Superintendent Susan Hollins and other school board members have always argued that most criticisms about the company don’t apply in Greenfield — since local administrators run the school themselves. Berlin also has this mindset.
“A lot of complaints about K12 were generated from those schools that K12 was operating,” he said. “K12 is not operating our school. We are. They’re providing the curriculum.”
That being said, Berlin said the trustees are “willing and open to look at other ideas” and will be watching K12 and students’ academic performance closely in the months to come. He’ll also want to ensure that Greenfield brick-and-mortar students continue receiving free online elective courses, as the contract currently allows.
The state will be watching, too. The Massachusetts Department of Elementary and Secondary Education said the virtual school board needs to send a draft contract with K12 for state approval by Aug. 1.
“We are aware of concerns expressed about K12 in other states,” said state spokesman JC Considine. “We judge each school based on its experience here in Massachusetts. And more importantly, we and the statute puts a premium on the oversight by the school’s board of trustees.”
Greenfield money to K12
Greenfield has been with K12 since the beginning — engaging in discussions with the company years before the first Massachusetts Virtual Academy classes were taught here in 2010.
A large majority of the money that entered the school’s revolving fund in its first two years — paid for by non-Greenfield students’ host districts, similar to the School Choice model — went to K12: $1.07 million in 2011 (82.3 percent) and $2 million in 2012 (88.6 percent).
It’s this issue that has drawn criticism from some school board members, although Superintendent Susan Hollins argues that the school department routinely pays private companies for educational materials.
“We mostly do not write our texts or curriculum materials — so all of this is purchased from private, for-profit companies,” Hollins told The Recorder in April. “We do not build our computers or printers. ... We do not write our own software for assessment services or curriculum support services.”
“The difference I think with the virtual school is that one company is providing the majority of the curriculum, software, technology equipment and some services for the one school,” she said.
K12’s biggest charge, according to this year’s draft budget, is $582,000 for “curriculum delivery,” which spokesman Jeff Kwitowski said includes online courses, assessments, planning and progress tools for core subjects and electives.
Greenfield also pays the company $464,500 for instructional materials — textbooks, multimedia teaching tools and other offline materials — said Kwitowski.
K12 charges $80,000 for a program administrator, $313,500 for K12-employed teachers (including teacher benefits) and $148,000 for computers and software for teachers and students.
The company charges two fees: a 7 percent technology fee (about $160,000 this year) and a 15 percent management services fee (about $345,000).
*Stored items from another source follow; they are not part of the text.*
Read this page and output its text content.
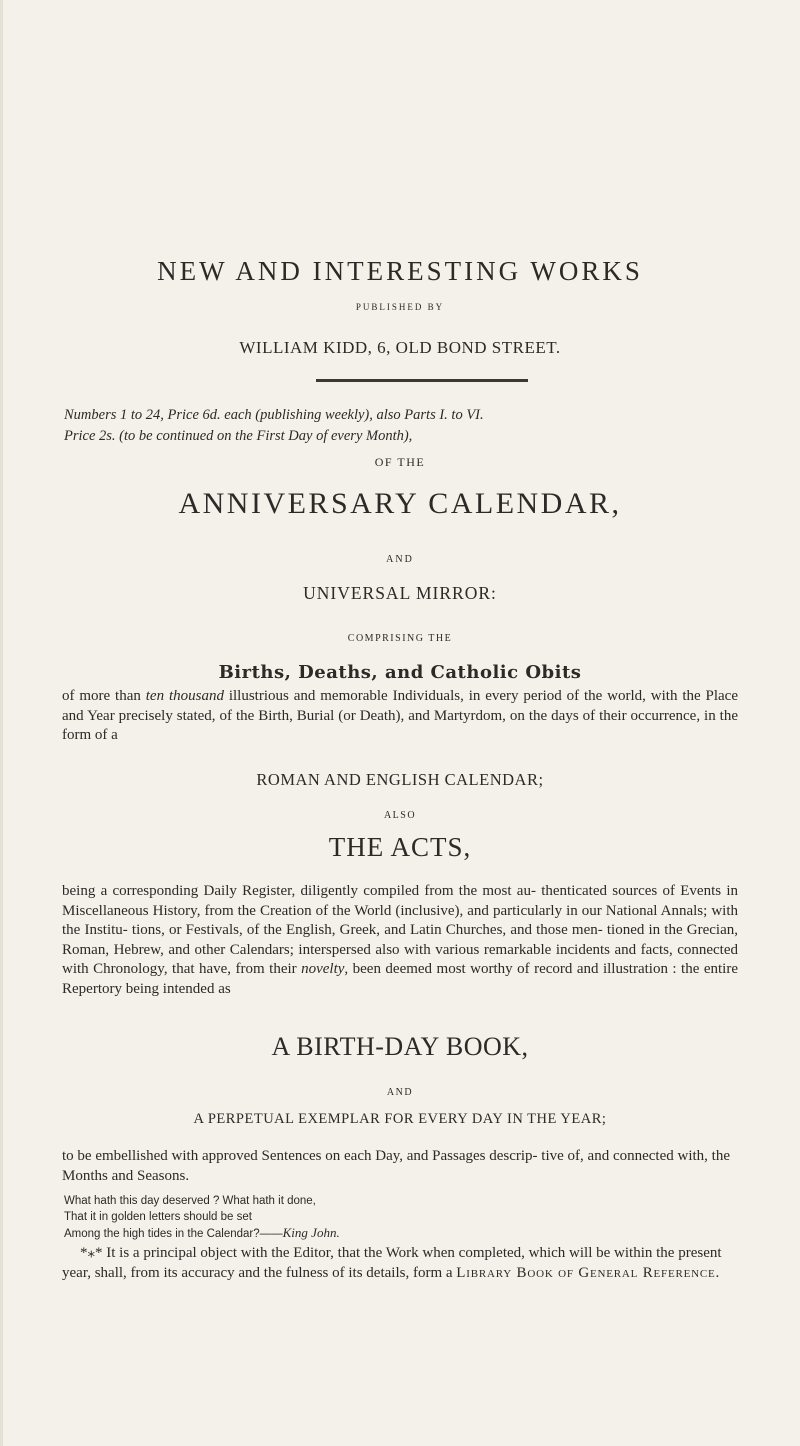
NEW AND INTERESTING WORKS
PUBLISHED BY
WILLIAM KIDD, 6, OLD BOND STREET.
Numbers 1 to 24, Price 6d. each (publishing weekly), also Parts I. to VI.
Price 2s. (to be continued on the First Day of every Month),
OF THE
ANNIVERSARY CALENDAR,
AND
UNIVERSAL MIRROR:
COMPRISING THE
Births, Deaths, and Catholic Obits
of more than ten thousand illustrious and memorable Individuals, in every period of the world, with the Place and Year precisely stated, of the Birth, Burial (or Death), and Martyrdom, on the days of their occurrence, in the form of a
ROMAN AND ENGLISH CALENDAR;
ALSO
THE ACTS,
being a corresponding Daily Register, diligently compiled from the most au- thenticated sources of Events in Miscellaneous History, from the Creation of the World (inclusive), and particularly in our National Annals; with the Institu- tions, or Festivals, of the English, Greek, and Latin Churches, and those men- tioned in the Grecian, Roman, Hebrew, and other Calendars; interspersed also with various remarkable incidents and facts, connected with Chronology, that have, from their novelty, been deemed most worthy of record and illustration : the entire Repertory being intended as
A BIRTH-DAY BOOK,
AND
A PERPETUAL EXEMPLAR FOR EVERY DAY IN THE YEAR;
to be embellished with approved Sentences on each Day, and Passages descrip- tive of, and connected with, the Months and Seasons.
What hath this day deserved ? What hath it done,
That it in golden letters should be set
Among the high tides in the Calendar?——King John.
*⁎* It is a principal object with the Editor, that the Work when completed, which will be within the present year, shall, from its accuracy and the fulness of its details, form a Library Book of General Reference.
Greenfield administrators have said that all administrative tasks are handled internally and not contracted to K12.
Still, Greenfield has been asked to pay K12’s 15 percent management services fee, which Kwitowski said typically pays for things like educational program consulting and teacher development, business administration, student records maintenance, admission/enrollment and school community activities.
The contract allowed Greenfield to prioritize other expenses first, and so it has never been able to fully pay these two fees, said Greenfield school officials and Kwitowski. K12 swallowed a $640,000 loss during the 2010-2011 and 2011-2012 school years.